Для того чтобы история ожила, ее надо испытать на своей шкуре, — но тогда она называется и становится политикой. Причем такой, что ее никак нельзя игнорировать: как это бывало, когда мы лениво обсуждали за чаем Брежнева. У него тоже были руки в крови, но нас она не пачкала. Политика подразумевает мало-мальский выбор, за который ты — именно и только — обязан отвечать. В том числе перед теми, кто выбрал иначе. С этим грузом, как и с любой свободой, жить непросто, но необходимо. Особенно тогда, когда политика исключает примирение и правда бежит середины.
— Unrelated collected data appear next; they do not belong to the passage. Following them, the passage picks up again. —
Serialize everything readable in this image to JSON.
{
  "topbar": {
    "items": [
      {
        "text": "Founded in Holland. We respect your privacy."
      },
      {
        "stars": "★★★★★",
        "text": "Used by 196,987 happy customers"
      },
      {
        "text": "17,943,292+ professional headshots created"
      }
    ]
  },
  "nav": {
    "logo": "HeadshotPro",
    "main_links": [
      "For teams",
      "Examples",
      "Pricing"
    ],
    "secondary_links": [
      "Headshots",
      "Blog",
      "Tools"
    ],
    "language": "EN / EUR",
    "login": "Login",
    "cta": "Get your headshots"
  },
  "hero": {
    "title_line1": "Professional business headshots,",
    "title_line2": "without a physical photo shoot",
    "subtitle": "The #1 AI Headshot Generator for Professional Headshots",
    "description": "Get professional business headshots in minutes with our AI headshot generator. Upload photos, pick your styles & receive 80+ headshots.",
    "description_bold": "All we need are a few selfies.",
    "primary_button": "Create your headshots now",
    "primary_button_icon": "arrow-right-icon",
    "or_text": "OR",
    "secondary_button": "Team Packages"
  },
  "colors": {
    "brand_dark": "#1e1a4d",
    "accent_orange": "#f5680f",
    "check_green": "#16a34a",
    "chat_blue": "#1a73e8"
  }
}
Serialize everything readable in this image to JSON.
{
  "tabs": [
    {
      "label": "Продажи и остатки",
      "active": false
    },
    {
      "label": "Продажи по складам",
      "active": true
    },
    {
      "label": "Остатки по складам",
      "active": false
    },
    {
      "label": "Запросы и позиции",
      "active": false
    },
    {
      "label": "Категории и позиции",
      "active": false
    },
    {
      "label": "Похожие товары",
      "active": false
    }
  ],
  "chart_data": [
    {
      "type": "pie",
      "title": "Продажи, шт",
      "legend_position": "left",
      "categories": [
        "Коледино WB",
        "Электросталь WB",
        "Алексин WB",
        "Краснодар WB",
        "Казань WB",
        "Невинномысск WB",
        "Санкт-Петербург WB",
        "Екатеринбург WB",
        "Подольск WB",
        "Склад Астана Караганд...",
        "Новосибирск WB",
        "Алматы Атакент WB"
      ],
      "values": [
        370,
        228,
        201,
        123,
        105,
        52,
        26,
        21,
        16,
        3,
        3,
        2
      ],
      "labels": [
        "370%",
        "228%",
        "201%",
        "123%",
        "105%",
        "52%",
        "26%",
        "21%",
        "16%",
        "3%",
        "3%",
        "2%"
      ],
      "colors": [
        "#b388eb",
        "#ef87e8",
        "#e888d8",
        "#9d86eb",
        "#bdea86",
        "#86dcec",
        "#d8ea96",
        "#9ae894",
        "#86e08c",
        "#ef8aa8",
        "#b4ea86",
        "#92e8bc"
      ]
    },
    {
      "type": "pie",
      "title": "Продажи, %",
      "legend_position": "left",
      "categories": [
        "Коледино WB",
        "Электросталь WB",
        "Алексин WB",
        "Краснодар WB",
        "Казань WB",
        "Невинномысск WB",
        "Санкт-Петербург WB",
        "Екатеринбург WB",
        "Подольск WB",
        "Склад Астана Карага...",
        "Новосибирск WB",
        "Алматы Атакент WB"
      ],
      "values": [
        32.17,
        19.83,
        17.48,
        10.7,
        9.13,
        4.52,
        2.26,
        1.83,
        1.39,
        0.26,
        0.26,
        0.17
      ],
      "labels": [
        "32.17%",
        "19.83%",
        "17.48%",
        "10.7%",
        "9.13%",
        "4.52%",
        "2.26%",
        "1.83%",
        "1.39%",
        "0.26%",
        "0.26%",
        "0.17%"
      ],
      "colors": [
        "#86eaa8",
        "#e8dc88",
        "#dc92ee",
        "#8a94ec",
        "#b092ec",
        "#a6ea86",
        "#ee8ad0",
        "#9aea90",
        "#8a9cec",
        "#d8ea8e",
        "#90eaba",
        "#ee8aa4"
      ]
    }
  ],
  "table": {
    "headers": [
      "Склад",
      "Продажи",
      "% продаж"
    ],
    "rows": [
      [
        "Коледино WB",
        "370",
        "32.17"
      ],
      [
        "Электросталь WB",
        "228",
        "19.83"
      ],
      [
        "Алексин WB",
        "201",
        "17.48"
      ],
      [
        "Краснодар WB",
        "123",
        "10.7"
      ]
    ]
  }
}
После Крыма и в эпоху Трампа я живу так каждый день, и проблема инакомыслящих раздирает мне душу. Уже который день и который год я ложусь и встаю с одной и той же мыслью: что себе думают другие?

Я не верю в тотальный идиотизм антагонистов: только в частичный. Я не допускаю, что все они продались злу: многие отдались ему бескорыстно. Я не надеюсь их переубедить — если бы дело было за аргументами, с этим бы справились до меня. Но я все равно мучаюсь, потому что не сомневаюсь в собственной правоте. Она слишком очевидна, и, чтобы опровергнуть бесспорную точку зрения, оппоненты переводят стрелки.

— Остальные, — кричат они, не слушая себя, — еще хуже.

Кошмар такой полемики — в отказе от риторики. Диалог без аргументов — словесная поножовщина, и я прихожу в ужас, когда интеллигентные, образованные, приятные во всех других отношениях собеседники на все мои попытки завязать спор отвечают примерно так же, как авторы «Комсомольского прожектора» времен моей юности: «Зато у них негров вешают» или «Фашисты еще хуже».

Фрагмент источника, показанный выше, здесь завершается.